Op korte termijn ligt het aandeel ‘inbreiden’ in het planaanbod beduidend hoger dan op de langere termijn. Dat komt omdat veel van de toekomstige inbreidings-, herstructurerings- en transformatielocaties nu nog niet bekend zijn en zich moeilijk laten plannen. Nieuwe binnenstedelijke mogelijkheden doen zich echter ook in de (nabije) toekomst voor; het zijn structurele opgaven. Juist ook om goed op deze kansen in te kunnen spelen is ruimte en flexibiliteit in woningbouwplanning en -programmering nodig.


Vooral in de grote steden (B5) is de laatste jaren veel gebouwd op binnenstedelijke locaties. Daar is ook de eerstkomende vijf jaren een groot deel (bijna 80%) van de woningbouw voorzien op een inbreidingslocaties. Met een inbreidingspercentage van 73% doen de middelgrote steden (M7) daar overigens niet veel voor onder.

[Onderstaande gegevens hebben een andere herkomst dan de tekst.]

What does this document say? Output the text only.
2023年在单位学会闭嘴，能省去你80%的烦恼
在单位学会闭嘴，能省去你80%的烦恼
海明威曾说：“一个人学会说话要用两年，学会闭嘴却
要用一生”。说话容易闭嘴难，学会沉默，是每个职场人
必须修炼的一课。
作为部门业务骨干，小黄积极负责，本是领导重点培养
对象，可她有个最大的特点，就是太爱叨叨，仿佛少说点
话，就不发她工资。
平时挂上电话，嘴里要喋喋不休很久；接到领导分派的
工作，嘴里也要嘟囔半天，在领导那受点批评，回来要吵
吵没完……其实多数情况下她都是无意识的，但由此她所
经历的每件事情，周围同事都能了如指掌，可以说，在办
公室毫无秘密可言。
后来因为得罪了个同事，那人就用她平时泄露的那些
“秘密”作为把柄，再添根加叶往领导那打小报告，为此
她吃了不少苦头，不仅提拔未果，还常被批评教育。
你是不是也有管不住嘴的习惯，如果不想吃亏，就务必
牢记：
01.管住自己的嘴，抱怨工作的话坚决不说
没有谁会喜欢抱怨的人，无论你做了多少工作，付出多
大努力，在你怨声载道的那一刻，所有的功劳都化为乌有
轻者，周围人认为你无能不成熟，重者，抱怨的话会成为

Zoals aangegeven in onze Brabantse Agenda Wonen is het binnen een duurzaam verstedelijkingsbeleid van belang om het woningbouwprogramma – nu het nog kan en er de komende jaren nog een flinke bouwopgave ligt – optimaal in te zetten op binnenstedelijke (transformatie)locaties en voor het herbestemmen van leegstaand vastgoed.